Photo of 224.56 RF deck

The 224.56 repeater is located on Gold Mountain, west of Bremerton, Washington. Thanks to TV Station KCPQ for allowing us to place our repeater in their transmitter building. The antenna is mounted to their transmitter building at an approximate elevation of 1500' (450m) above sea level.
The repeater was built in the early '80's from a Midland 13-509 mobile radio, with the addition of an AEA PK-90 to act as the identifier. In the early 90's we added a home brew regenerator and an all-digital design of the True-DCD circuit to improve performance.
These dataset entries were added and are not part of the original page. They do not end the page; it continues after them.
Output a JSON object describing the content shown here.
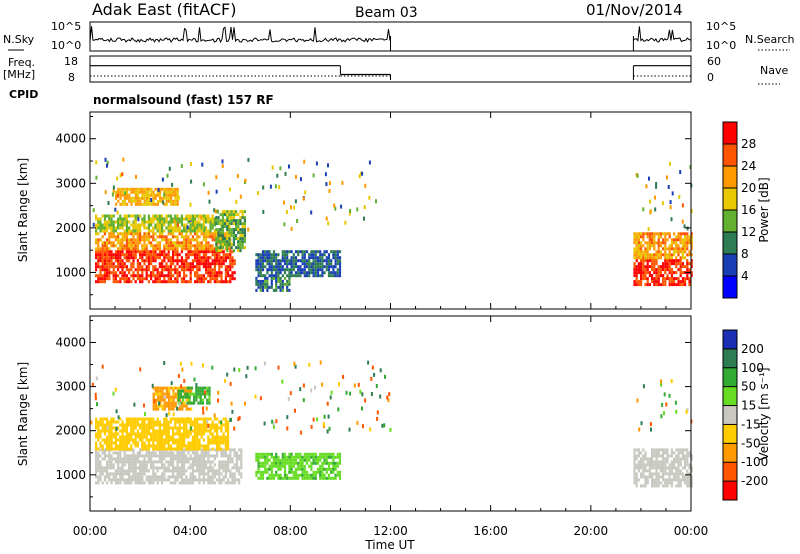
{
  "header": {
    "station": "Adak East (fitACF)",
    "beam": "Beam 03",
    "date": "01/Nov/2014"
  },
  "panel_labels": {
    "nsky": "N.Sky",
    "nsearch": "N.Search",
    "freq_line1": "Freq.",
    "freq_line2": "[MHz]",
    "nave": "Nave",
    "cpid": "CPID",
    "cpid_value": "normalsound (fast) 157 RF"
  },
  "noise_axis": {
    "left_ticks": [
      "10^5",
      "10^0"
    ],
    "right_ticks": [
      "10^5",
      "10^0"
    ]
  },
  "freq_axis": {
    "left_ticks": [
      "18",
      "8"
    ],
    "right_ticks": [
      "60",
      "0"
    ]
  },
  "power_panel": {
    "ylabel": "Slant Range [km]",
    "yticks": [
      "4000",
      "3000",
      "2000",
      "1000"
    ],
    "colorbar_label": "Power [dB]",
    "colorbar_ticks": [
      "28",
      "24",
      "20",
      "16",
      "12",
      "8",
      "4"
    ],
    "colors": [
      "#0000ff",
      "#1a3fb4",
      "#2e7d52",
      "#62b030",
      "#e8c800",
      "#ff9900",
      "#ff5500",
      "#ff0000"
    ]
  },
  "velocity_panel": {
    "ylabel": "Slant Range [km]",
    "yticks": [
      "4000",
      "3000",
      "2000",
      "1000"
    ],
    "colorbar_label": "Velocity [m s⁻¹]",
    "colorbar_ticks": [
      "200",
      "100",
      "50",
      "15",
      "-15",
      "-50",
      "-100",
      "-200"
    ],
    "colors": [
      "#1a2fb4",
      "#2e7d52",
      "#33aa33",
      "#66dd22",
      "#c8c8c0",
      "#ffcc00",
      "#ff9900",
      "#ff5500",
      "#ff0000"
    ]
  },
  "time_axis": {
    "xlabel": "Time UT",
    "ticks": [
      "00:00",
      "04:00",
      "08:00",
      "12:00",
      "16:00",
      "20:00",
      "00:00"
    ]
  },
  "chart_data": {
    "type": "heatmap",
    "title": "Adak East (fitACF) Beam 03 01/Nov/2014",
    "xlabel": "Time UT",
    "ylabel": "Slant Range [km]",
    "xlim_hours": [
      0,
      24
    ],
    "ylim_km": [
      180,
      4600
    ],
    "grid": false,
    "data_gaps_hours": [
      [
        12.0,
        21.7
      ]
    ],
    "noise_panel": {
      "nsky_log10_ticks": [
        0,
        5
      ],
      "nsearch_log10_ticks": [
        0,
        5
      ]
    },
    "frequency_panel": {
      "freq_mhz_ticks": [
        8,
        18
      ],
      "nave_ticks": [
        0,
        60
      ],
      "segments": [
        {
          "start_h": 0.0,
          "end_h": 10.0,
          "freq_mhz": 14.5
        },
        {
          "start_h": 10.0,
          "end_h": 12.0,
          "freq_mhz": 10.5
        },
        {
          "start_h": 21.7,
          "end_h": 24.0,
          "freq_mhz": 14.5
        }
      ]
    },
    "power_regions": [
      {
        "t0": 0.2,
        "t1": 5.8,
        "r0": 800,
        "r1": 1500,
        "db": 28
      },
      {
        "t0": 0.2,
        "t1": 5.6,
        "r0": 1500,
        "r1": 1900,
        "db": 22
      },
      {
        "t0": 0.2,
        "t1": 5.0,
        "r0": 1900,
        "r1": 2300,
        "db": 16
      },
      {
        "t0": 1.0,
        "t1": 3.5,
        "r0": 2500,
        "r1": 2900,
        "db": 20
      },
      {
        "t0": 5.0,
        "t1": 6.2,
        "r0": 1500,
        "r1": 2400,
        "db": 14
      },
      {
        "t0": 6.6,
        "t1": 10.0,
        "r0": 900,
        "r1": 1500,
        "db": 8
      },
      {
        "t0": 6.6,
        "t1": 8.0,
        "r0": 600,
        "r1": 900,
        "db": 10
      },
      {
        "t0": 21.7,
        "t1": 24.0,
        "r0": 750,
        "r1": 1300,
        "db": 28
      },
      {
        "t0": 21.7,
        "t1": 24.0,
        "r0": 1300,
        "r1": 1900,
        "db": 22
      }
    ],
    "velocity_regions": [
      {
        "t0": 0.2,
        "t1": 6.0,
        "r0": 800,
        "r1": 1600,
        "vel": 0
      },
      {
        "t0": 0.2,
        "t1": 5.5,
        "r0": 1600,
        "r1": 2300,
        "vel": -30
      },
      {
        "t0": 2.5,
        "t1": 4.0,
        "r0": 2500,
        "r1": 3000,
        "vel": -60
      },
      {
        "t0": 3.5,
        "t1": 4.8,
        "r0": 2600,
        "r1": 3000,
        "vel": 60
      },
      {
        "t0": 6.6,
        "t1": 10.0,
        "r0": 900,
        "r1": 1500,
        "vel": 40
      },
      {
        "t0": 21.7,
        "t1": 24.0,
        "r0": 750,
        "r1": 1600,
        "vel": 0
      }
    ]
  }
}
Until the regenerator was added, the repeater would pass voice traffic, however with the level of packet traffic that the repeater was loaded with most of the time, this was not normally an effective (or fun) voice repeater!
The repeater was a popular local lan for AX.25 (unenhanced) traffic until TCP/IP became popular. Since then, the 224.56 repeater has been very popular for "backbone" activities, where higher speed systems are not available, and for serving those users not in range of one of the several simplex LAN's where TCP/IP is used.
The owners of the 224.56 repeater plan to replace the existing system with a 9600 bps packet repeater in the near future. Watch the SEATCP mail list (seen elsewhere on this web site) for up to date information.